Ce qui étonna Aetius, c'est que ces deux pillards se soient aventurés
aussi près du campement.
Les deux cavaliers étaient vêtus
d'amples tuniques de toile épaisse qui leur couvraient
les genoux. Ils portaient de grosses bottes fourrées, tout
comme les chapeaux vaguement pointus qu'ils avaient sur le sommet
de leurs visages patibulaires. Une longue épée était
glissée dans leur ceinture de cuir. Ils s'arrêtèrent,
leurs chevaux humant soudainement l'air autour d'eux. Les pillards
ne s'y trompaient pas. Ces chevaux, peu esthétiques ni
rapides, étaient robustes et dotés d'une sorte de
flair comparable à celui des plus fins limiers. Ceci faisait
d'eux d'excellents chevaux à pister un animal. Aetius se recroquevilla
un peu plus dans son tapis de feuilles.
Les minutes qui suivirent lui parurent interminables,
le silence pesant comme une chape de plomb sur les alentours.

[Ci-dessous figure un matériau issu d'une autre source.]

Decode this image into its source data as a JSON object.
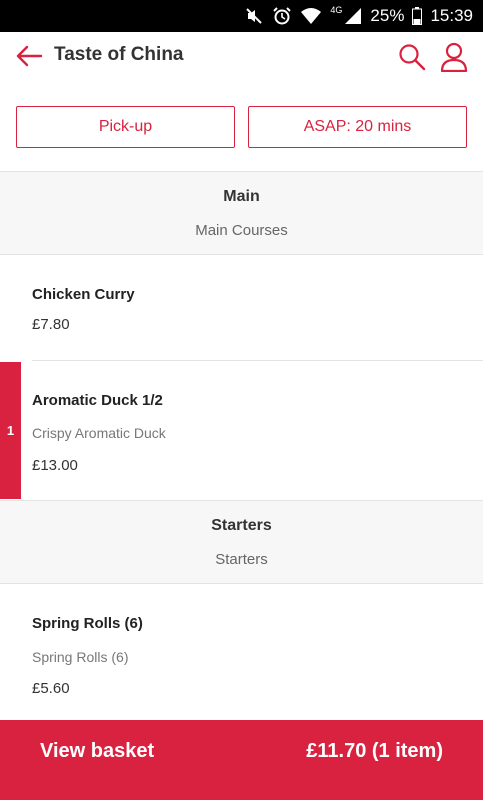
{
  "status_bar": {
    "network": "4G",
    "battery": "25%",
    "time": "15:39"
  },
  "header": {
    "title": "Taste of China"
  },
  "order_options": {
    "pickup_label": "Pick-up",
    "time_label": "ASAP: 20 mins"
  },
  "sections": [
    {
      "title": "Main",
      "subtitle": "Main Courses",
      "items": [
        {
          "name": "Chicken Curry",
          "description": "",
          "price": "£7.80"
        },
        {
          "name": "Aromatic Duck 1/2",
          "description": "Crispy Aromatic Duck",
          "price": "£13.00",
          "quantity": "1"
        }
      ]
    },
    {
      "title": "Starters",
      "subtitle": "Starters",
      "items": [
        {
          "name": "Spring Rolls (6)",
          "description": "Spring Rolls (6)",
          "price": "£5.60"
        }
      ]
    }
  ],
  "basket": {
    "label": "View basket",
    "total": "£11.70 (1 item)"
  },
  "colors": {
    "accent": "#d9223f",
    "status_bar": "#000000",
    "section_background": "#f7f7f7"
  }
}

Le temps était comme arrêté et Aetius sentait
son sang battre dans ses artères. Les deux hommes échangeaient
des propos dans une langue qu'il ne comprenait pas.
Enfin, sur un signe de celui qui se trouvait
devant, ils poussèrent un cri aigu et reprirent leur avancée
dans le sous-bois, pour disparaître à l'opposé
des grands chênes. Aetius aspira une grande goulée d'air
frais qui lui permit de retrouver un peu de calme. Pendant quelques
instants il avait réellement craint d'être découvert.
Il décida qu'il valait mieux cesser sa
partie de chasse pour aujourd'hui et regagner des lieux plus sûrs.
D'ailleurs, il rendrait compte aux gardes du campement de la présence
de pillards à peu de distance en réalité.
Cela valait la peine d'être examiné et peut-être
des mesures supplémentaires de protection seraient-elles
mises en place. S'étant assuré discrètement
que les deux cavaliers avaient bien disparu, il sortit de sa cachette
et regagna rapidement le semblant de sentier qui le ramènerait
chez lui. Il marchait d'un pas rapide, bien décidé
à mettre le plus de distance entre ces hommes et lui.
Il remonta la longue pente des feuillus, traversa
par deux fois le ruisseau de Bellus qui faisait ici quelques méandres
entre les pierres de grès et les mousses aquatiques. Il
avançait l'esprit plus serein, lorsqu'un nouveau bruit,
montant rapidement en intensité se fit entendre. Cette
fois, il n'eut pas le temps d'en chercher l'origine: il l'avait
devant lui, à quelques pas* seulement. Un cavalier, semblable
à ceux entr'aperçus tantôt, se tenait là,
dans le creux d'une ravine, juché sur son cheval bas. Il
tenait son épée dressée et un mauvais sourire,
presque un rictus, tordait son visage. Ses petits yeux noirs brillaient
d'une lueur mauvaise.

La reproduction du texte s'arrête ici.